Historic district in Missouri, United States

Edina Double Square Historic District is a national historic district located at Edina, Knox County, Missouri. The district encompasses 37 contributing buildings in the central business district of Edina. It developed between about 1865 and 1945 and includes representative examples of Italianate and Streamline Moderne style architecture.
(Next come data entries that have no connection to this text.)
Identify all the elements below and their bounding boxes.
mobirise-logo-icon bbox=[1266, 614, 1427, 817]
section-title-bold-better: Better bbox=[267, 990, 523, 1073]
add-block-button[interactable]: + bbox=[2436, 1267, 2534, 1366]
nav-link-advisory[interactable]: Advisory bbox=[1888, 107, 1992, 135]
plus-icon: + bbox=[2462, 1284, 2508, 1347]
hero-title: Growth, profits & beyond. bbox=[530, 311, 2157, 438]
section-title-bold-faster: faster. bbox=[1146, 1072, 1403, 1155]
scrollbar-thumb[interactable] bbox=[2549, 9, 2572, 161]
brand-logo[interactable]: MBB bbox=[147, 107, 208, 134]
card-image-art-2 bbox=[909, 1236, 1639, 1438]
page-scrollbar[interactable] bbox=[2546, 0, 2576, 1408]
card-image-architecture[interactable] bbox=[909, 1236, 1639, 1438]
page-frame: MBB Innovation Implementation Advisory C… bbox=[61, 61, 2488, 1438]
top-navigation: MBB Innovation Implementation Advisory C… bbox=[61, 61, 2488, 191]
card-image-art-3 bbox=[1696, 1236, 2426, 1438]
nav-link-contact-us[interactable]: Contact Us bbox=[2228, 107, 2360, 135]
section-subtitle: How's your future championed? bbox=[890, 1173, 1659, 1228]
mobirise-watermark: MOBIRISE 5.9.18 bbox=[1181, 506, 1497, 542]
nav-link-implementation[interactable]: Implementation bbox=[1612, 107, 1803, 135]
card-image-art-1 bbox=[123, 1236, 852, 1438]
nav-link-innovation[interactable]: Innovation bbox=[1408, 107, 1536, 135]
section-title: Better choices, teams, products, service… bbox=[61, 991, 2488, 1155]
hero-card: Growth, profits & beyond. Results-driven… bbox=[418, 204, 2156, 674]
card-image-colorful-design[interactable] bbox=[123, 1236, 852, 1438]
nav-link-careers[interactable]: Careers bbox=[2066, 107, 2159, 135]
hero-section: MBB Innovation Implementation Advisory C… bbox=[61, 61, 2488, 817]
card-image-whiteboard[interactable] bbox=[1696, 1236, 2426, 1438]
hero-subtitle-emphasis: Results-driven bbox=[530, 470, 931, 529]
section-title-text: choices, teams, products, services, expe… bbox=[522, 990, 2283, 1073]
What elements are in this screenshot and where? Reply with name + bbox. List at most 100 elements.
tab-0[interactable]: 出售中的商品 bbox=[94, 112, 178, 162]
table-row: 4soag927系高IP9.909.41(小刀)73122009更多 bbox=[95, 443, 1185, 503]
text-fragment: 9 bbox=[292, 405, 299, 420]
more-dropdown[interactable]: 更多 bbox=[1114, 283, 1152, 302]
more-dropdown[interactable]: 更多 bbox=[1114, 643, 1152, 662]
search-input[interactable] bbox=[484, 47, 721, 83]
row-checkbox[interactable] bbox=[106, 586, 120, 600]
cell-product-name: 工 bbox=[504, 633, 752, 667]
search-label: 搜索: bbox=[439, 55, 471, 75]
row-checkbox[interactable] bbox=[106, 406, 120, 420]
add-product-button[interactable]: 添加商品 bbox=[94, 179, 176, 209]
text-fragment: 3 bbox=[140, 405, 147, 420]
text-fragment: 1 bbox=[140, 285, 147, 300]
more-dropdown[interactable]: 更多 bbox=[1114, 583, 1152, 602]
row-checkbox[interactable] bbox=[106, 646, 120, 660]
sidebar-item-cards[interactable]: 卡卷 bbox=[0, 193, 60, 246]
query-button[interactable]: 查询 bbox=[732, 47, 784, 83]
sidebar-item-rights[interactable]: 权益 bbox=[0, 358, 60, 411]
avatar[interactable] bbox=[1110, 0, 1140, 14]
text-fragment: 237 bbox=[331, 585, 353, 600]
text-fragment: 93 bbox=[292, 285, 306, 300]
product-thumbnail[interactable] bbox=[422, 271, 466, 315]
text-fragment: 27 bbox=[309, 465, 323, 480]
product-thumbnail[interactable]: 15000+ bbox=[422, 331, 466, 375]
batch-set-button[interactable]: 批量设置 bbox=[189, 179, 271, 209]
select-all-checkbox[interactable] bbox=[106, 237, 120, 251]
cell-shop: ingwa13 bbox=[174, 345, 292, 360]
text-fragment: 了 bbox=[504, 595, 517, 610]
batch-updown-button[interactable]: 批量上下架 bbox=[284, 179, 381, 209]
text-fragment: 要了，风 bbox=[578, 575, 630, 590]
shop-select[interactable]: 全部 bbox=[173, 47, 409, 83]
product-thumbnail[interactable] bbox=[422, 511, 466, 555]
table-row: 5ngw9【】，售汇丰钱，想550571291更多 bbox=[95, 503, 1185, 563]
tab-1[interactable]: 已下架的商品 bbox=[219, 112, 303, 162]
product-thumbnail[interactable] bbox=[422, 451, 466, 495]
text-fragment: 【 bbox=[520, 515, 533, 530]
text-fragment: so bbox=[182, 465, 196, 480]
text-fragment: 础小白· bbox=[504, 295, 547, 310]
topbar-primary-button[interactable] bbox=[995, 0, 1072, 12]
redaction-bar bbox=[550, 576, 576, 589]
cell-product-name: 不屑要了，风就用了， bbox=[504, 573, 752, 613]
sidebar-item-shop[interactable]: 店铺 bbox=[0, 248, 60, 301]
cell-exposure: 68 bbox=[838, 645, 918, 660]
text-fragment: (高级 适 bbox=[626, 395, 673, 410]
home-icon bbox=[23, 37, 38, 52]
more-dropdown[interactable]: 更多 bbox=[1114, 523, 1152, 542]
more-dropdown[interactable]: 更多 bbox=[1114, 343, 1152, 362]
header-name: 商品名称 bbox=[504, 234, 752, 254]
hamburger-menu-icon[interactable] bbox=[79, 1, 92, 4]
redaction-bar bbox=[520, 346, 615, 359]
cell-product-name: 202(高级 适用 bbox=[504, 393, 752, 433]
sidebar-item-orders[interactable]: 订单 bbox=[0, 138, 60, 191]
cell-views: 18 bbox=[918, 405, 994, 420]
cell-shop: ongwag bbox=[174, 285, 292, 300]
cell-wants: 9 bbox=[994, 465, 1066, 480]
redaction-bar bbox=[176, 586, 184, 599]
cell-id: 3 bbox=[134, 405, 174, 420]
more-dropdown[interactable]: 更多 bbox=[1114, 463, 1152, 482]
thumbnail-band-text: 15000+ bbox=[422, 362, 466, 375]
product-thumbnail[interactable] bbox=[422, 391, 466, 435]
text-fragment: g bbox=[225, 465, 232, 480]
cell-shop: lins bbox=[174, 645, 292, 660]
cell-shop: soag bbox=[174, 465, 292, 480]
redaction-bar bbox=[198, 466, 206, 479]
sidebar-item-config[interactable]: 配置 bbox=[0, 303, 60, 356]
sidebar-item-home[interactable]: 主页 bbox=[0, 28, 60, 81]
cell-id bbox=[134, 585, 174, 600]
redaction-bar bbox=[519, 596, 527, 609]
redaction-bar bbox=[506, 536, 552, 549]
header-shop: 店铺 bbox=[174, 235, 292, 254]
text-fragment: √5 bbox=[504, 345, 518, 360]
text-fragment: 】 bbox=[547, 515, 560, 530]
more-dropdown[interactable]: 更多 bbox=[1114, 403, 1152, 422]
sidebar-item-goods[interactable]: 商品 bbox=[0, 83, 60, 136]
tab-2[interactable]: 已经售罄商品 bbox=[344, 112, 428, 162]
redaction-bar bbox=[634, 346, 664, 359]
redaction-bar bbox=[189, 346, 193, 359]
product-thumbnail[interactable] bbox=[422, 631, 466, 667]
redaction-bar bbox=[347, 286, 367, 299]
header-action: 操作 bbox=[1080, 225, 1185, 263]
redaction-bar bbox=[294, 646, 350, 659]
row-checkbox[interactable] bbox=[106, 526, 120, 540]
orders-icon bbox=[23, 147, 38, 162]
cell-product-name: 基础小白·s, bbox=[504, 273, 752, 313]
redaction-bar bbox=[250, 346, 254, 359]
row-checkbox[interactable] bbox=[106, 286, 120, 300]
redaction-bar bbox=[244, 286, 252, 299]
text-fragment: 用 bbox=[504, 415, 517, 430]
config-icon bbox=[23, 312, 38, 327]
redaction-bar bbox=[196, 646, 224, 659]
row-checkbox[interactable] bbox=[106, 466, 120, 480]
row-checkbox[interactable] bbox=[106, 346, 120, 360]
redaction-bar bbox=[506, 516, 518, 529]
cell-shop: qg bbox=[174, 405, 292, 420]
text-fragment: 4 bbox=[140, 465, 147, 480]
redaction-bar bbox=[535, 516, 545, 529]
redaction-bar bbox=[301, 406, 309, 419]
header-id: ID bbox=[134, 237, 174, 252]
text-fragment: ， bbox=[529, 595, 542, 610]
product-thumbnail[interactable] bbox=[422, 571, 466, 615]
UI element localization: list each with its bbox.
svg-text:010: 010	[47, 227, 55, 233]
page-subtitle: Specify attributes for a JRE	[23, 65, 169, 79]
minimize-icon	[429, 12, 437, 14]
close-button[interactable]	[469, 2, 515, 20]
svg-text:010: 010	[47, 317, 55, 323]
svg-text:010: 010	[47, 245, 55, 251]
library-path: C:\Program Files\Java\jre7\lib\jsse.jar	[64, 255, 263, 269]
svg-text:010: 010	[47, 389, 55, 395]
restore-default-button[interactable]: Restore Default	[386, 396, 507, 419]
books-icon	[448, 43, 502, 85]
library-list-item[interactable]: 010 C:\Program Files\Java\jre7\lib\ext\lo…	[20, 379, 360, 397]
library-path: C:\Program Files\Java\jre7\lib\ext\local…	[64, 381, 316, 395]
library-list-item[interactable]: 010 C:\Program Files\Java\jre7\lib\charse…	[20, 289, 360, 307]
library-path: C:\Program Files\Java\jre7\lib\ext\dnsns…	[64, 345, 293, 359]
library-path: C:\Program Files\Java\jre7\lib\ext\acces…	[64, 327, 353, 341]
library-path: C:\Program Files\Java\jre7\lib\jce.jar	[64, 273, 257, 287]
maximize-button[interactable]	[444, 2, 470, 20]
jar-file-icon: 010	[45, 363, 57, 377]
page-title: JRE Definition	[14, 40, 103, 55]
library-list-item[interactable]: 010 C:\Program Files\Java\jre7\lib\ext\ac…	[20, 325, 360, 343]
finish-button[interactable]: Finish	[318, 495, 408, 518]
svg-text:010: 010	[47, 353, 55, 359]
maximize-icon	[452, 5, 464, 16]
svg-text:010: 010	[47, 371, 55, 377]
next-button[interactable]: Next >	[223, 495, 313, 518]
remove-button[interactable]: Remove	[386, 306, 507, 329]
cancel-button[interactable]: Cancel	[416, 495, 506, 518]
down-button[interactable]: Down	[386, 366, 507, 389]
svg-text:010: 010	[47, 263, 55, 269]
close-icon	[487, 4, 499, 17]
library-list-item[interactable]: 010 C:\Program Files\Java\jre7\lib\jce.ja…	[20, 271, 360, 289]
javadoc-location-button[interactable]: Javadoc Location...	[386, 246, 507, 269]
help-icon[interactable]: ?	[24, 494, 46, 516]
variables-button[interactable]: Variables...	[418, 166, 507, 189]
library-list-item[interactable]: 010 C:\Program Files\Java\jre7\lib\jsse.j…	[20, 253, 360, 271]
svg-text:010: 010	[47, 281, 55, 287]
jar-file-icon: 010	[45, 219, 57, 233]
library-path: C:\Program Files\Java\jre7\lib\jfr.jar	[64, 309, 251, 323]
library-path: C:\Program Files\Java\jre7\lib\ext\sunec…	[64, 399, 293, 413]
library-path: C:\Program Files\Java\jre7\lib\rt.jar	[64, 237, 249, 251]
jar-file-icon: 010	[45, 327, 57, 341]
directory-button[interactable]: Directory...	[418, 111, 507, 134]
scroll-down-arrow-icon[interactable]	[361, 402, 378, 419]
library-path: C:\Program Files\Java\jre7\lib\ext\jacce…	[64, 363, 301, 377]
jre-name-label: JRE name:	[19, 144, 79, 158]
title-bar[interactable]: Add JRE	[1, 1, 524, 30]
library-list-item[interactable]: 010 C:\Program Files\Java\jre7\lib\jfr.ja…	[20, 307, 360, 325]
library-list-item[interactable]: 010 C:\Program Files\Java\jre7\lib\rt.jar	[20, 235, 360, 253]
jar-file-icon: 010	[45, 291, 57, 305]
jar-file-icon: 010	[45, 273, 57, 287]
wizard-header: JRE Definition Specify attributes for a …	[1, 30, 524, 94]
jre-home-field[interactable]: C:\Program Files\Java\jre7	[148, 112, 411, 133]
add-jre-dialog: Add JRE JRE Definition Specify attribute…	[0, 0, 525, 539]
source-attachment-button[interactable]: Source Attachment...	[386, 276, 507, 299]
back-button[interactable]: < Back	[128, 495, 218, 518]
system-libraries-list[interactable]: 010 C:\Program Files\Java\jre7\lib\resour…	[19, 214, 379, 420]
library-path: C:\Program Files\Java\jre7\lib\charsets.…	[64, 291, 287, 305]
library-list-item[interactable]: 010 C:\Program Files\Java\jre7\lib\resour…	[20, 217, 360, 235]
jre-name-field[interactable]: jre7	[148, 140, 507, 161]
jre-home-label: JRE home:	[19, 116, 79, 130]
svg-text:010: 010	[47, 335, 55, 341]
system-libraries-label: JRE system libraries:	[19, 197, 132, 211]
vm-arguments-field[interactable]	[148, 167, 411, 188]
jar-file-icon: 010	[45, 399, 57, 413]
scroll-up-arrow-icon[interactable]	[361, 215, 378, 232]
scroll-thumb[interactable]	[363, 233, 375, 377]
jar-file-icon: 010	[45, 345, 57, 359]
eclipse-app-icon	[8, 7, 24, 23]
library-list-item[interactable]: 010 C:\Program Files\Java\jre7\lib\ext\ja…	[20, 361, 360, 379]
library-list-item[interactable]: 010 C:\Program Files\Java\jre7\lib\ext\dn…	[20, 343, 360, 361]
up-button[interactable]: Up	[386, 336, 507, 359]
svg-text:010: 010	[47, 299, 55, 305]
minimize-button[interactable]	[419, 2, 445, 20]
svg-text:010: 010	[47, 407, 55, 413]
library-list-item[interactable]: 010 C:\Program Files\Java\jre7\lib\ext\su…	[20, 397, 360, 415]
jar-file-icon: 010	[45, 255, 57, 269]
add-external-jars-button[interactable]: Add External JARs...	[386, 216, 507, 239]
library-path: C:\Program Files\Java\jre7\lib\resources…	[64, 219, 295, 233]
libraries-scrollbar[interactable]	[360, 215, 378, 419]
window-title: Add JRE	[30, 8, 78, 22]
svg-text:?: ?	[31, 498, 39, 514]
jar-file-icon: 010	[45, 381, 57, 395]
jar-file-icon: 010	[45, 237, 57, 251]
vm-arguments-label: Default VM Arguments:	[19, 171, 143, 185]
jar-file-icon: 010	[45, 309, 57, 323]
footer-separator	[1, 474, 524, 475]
Notable contributing buildings include the Public Works Administration funded Knox County Courthouse (1934–1935) designed by William B. Ittner, Bishoff Bakery (1891), Northern Hotel (1860s), Ennis House/Northern Hotel (c. 1865), Edina School and Gymnasium (1915–1916), D. H. Mudd Building (c. 1904), Phillip Linville Building (c. 1908, c. 1963), Tobias J. Lycan Building (c. 1891), Jacob Pugh Building (c. 1891), Albert G. Bostick Building (c. 1891), Knox County Savings Bank (c. 1891), Thomas Burk Buildings (c. 1881), Bank of Edina Building (c. 1907), Joseph F. Biggerstaff Buildings (c. 1881), Stablein Building (c. 1870), and Knox County Public Library (c. 1915).

It was listed on the National Register of Historic Places in 1999, with a boundary increase in 2002.